LRB 27,1 Jan 6th 2004

The first London Review of Books of the New Year arrives. Always welcome is Alan Bennett's diary of the last year as a measure of a certain sort of nostalgic and common-sensical opposition to New Labour and the stupidities of neo-liberalism. For 2004 I am most struck by his entry for Paul Foot's funeral. Bennett's praise for Foot and his surprised response to the mourners is charming. I hoped to be able to post it here, but sadly access denied for copyright reasons. Must be going into a book.

Elsewhere a long report from Neal Ascherson in Kiev 'Is this to be the story?' puts the events squarely in the 'genus revolution'; acknowledges the American role, but downplays it and finds the people on the square to be sharply critical of the US. Instead Ascherson sees it as a second round of the European revolutions of 1989 in a process that started in Georgia last year and if successful will spread to Belarus and maybe central Asia and Russia itself. Ascherson uses the excellent term 'demokratura' (a play on the old 'nomenklatura') for these regimes, in which he 'furniture' of democracy is really a front for manipulation and the maintenance of the privileges of post-communist elites. Are these revolutions just 'succession wars' between competing elites, who just use the crowd for their own purposes, or genuine transitions to genuine democracy. Ascherson cites events in tiny Abkhazia in November to show the bad pattern and outcome, but for the Ukraine (writing on Dec 17th) he thinks the process has gone to far, the protests lasted too long and were too big. '..the Orange Revolution took on a life, spontaneity and consciousness of its own.' The crowd in Georgia was demobilised, too late for that in Ukraine.

On the streets Ascherson finds a new Ukrainian identity and constant evidence that 'the movement was out of its box and under nobody's orders'. The personality cult around Yushchenko and even the 'millionaire oligarch' Yulia Tymoshenko he finds superficial. And in the vast exultant crowd on the Maidan, Ascherson finds neither fear or aggression.
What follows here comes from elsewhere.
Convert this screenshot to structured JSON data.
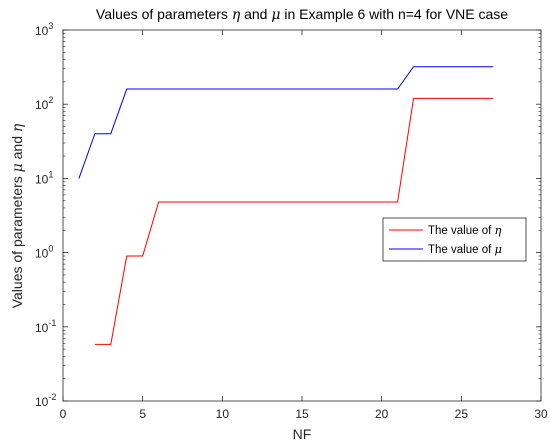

Ascherson also visits the city of Lviv (which I think I've always thought of as Lvov) near the Polish border, which he predicts will be a 'painted and pedestrianised honeypot for tourism' in 10 years time, but for the moment still deeply rooted in a tragic and violent history. Ascherson finds the 'happy public smile' for Yushchenko rather forced with pro-Orange figures deeply implicated in democratura and a disastrous and dwindling economy. The rural population is falling as migrants go to jobs in the places that provide migrant labour for Western Europe.

Ascherson's point is that in much of the Ukraine if Yushchenko turns out to be just another democratura disappointment or if the old forces strike back, democratic forces might well be weak and dispersed. Ukraine is brilliantly described as a 'sort of service industry in itself, stretching from the billionaire oligarchs who own Ukraine’s resources, through the clientship and clan networks of local power, down to the millions of underpaid bureaucrats and policemen who must extort bribes to feed their families. The result is an unreal economy. A huge labour force in the Donbas still digs coal that can’t be sold, while the black earth of Ukraine, which used to feed the Soviet Union and much of Europe with its bread wheat, is neglected (in Odessa recently, I saw something once inconceivable: an American freighter unloading wheat).'

Ascherson sees all ways of 'tackling' this as dangerous and sees hope in an alliance with the EU, especially Poland. He's provided a brilliant account of some aspects of the limited, contradictory, but still inspiring revolutionary events of the Ukraine, but his own romantic iberalism shines through. The quote above sounds like sort of situation the forces of global neo-liberalism would like to get their hands on. Ascherson sees the political dangers and problems, but not the underlying economic dangers. The political economy of the situation remains beyond him, but it's still a brilliant piece of writing.